Ostatecznie strony doszły do porozumienia w środę po południu. Rozmowy jednak nadal będą kontynuowane.
Według wcześniejszych zapowiedzi Związek Zawodowy Personelu Pokładowego i Lotniczego zrzeszający stewardesy, stewardów i część pilotów planował przerwanie pracy przez część związkowców podczas porannego szczytu odlotów od godz. 6.30 do 8.30 rano 19 listopada.
- LOT chcąc zachować się odpowiedzialne wobec pasażerów już wcześniej zdecydował się na odwołanie porannych rejsów rejsów na trasach Wrocław-Warszawa-Wrocław, Kraków-Warszawa-Kraków, Katowice-Warszawa-Katowice, oraz Warszawa-Budapeszt-Warszawa - powiedział „Rzeczpospolitej" Adrian Kubicki, p.o. rzecznika prasowego LOTu.
Wszystkim pasażerom, którzy mieli wykupione bilety na te rejsy zmieniono rezerwację na kolejne połączenie.
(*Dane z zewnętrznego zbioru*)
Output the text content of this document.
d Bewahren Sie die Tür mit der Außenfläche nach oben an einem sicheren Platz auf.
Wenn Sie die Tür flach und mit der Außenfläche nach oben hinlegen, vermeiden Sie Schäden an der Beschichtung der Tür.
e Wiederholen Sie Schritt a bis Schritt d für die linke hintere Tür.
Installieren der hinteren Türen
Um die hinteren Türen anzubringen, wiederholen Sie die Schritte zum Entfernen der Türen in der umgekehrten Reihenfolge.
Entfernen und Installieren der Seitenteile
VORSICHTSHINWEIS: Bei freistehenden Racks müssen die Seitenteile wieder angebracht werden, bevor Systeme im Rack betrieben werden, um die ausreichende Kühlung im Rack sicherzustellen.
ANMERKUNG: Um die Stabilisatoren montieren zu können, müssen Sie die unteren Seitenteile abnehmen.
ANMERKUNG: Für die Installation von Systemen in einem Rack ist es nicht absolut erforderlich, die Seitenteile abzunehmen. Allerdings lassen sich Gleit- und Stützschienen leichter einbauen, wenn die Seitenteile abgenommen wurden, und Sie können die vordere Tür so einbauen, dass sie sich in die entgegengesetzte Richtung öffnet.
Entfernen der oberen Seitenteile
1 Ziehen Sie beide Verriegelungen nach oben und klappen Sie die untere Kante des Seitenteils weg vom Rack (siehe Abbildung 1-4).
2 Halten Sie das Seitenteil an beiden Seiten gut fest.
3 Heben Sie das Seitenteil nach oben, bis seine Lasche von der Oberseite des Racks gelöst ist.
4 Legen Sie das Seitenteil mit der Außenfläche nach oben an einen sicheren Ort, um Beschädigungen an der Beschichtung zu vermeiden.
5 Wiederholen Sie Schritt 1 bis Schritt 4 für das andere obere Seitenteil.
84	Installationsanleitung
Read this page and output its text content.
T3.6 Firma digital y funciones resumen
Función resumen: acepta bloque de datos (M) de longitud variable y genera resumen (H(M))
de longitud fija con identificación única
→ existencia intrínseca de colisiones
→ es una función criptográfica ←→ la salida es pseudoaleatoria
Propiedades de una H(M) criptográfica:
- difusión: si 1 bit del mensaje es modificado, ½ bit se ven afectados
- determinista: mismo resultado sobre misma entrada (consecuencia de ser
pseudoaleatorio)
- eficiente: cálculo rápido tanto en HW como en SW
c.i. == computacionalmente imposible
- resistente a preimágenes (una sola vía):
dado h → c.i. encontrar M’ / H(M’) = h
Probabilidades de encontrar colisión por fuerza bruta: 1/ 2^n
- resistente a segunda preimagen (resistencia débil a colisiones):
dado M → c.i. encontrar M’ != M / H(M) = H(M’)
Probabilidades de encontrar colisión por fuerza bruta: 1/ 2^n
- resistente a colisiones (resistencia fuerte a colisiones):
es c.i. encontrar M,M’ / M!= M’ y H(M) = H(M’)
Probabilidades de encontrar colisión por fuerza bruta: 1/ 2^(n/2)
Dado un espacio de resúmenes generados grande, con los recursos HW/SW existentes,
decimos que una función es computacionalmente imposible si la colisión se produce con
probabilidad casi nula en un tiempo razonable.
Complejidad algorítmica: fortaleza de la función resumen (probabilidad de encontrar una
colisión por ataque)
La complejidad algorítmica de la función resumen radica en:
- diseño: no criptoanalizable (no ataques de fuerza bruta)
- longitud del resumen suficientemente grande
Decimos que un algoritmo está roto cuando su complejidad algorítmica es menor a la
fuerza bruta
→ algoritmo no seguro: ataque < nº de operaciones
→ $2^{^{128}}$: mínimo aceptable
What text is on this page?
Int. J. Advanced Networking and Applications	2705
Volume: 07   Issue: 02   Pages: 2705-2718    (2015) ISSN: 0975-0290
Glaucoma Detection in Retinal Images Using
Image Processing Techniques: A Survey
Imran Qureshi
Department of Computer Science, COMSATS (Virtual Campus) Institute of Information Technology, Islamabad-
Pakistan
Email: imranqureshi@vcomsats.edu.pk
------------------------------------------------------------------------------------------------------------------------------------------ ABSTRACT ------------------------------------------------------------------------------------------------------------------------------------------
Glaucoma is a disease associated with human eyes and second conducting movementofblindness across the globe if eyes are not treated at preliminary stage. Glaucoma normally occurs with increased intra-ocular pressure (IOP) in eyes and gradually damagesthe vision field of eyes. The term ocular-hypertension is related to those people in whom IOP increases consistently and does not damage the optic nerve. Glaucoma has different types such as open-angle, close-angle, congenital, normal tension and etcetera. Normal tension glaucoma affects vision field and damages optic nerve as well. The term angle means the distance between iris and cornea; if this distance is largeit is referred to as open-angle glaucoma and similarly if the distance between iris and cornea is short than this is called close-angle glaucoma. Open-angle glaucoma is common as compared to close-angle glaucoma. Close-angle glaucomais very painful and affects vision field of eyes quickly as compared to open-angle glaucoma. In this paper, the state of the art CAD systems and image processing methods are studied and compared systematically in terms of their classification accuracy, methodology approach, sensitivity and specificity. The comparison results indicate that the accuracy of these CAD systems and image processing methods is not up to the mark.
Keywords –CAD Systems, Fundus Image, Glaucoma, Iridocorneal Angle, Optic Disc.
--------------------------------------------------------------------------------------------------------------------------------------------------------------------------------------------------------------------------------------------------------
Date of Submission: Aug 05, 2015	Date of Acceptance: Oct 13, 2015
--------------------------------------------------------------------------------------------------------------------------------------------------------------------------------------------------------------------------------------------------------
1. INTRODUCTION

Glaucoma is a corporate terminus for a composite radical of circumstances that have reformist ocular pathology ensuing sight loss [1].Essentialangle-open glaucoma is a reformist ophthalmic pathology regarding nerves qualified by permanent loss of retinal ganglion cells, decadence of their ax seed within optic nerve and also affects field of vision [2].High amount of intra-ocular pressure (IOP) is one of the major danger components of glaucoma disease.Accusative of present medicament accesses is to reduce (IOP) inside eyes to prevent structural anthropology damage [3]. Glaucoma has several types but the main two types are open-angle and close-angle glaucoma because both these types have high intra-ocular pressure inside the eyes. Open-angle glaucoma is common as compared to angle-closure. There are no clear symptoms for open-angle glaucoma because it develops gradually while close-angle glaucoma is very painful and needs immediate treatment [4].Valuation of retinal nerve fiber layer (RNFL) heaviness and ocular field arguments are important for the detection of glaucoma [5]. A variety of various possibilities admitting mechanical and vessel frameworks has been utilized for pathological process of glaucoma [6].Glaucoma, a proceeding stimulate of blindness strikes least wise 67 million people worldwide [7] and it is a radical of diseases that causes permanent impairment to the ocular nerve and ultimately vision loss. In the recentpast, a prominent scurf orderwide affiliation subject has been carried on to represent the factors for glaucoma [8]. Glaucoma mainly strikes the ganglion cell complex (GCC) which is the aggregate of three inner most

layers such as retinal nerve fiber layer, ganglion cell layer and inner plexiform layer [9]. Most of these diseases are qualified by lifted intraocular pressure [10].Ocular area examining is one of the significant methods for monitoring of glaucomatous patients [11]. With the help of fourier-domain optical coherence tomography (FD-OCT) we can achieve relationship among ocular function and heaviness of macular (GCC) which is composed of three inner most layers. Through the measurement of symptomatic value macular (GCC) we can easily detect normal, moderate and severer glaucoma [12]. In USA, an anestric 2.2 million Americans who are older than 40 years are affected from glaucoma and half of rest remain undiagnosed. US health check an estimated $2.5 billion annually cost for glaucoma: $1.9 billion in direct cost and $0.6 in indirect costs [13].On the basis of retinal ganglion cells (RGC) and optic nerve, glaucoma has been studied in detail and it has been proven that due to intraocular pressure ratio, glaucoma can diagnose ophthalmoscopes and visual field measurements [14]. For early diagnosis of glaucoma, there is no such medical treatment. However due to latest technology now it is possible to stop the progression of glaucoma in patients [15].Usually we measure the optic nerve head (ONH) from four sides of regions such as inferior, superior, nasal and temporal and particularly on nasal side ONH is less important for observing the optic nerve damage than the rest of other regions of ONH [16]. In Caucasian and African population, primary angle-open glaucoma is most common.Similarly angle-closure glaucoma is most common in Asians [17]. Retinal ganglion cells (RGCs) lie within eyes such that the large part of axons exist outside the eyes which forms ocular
Związkowcy, którzy w ostatnich dniach bardzo zaostrzyli swoje stanowisko uznali, że powinni otrzymać w przyszłym roku podwyżkę, która według ich wyliczeń kosztowałaby spółkę 6 mln złotych. kiedy zarząd zaproponował 4 mln, ogłoszono strajk. Uznali,że zarząd stać na ustępstwa, a dorzucenie 2 mln złotych, nie jest dla LOTu problemem.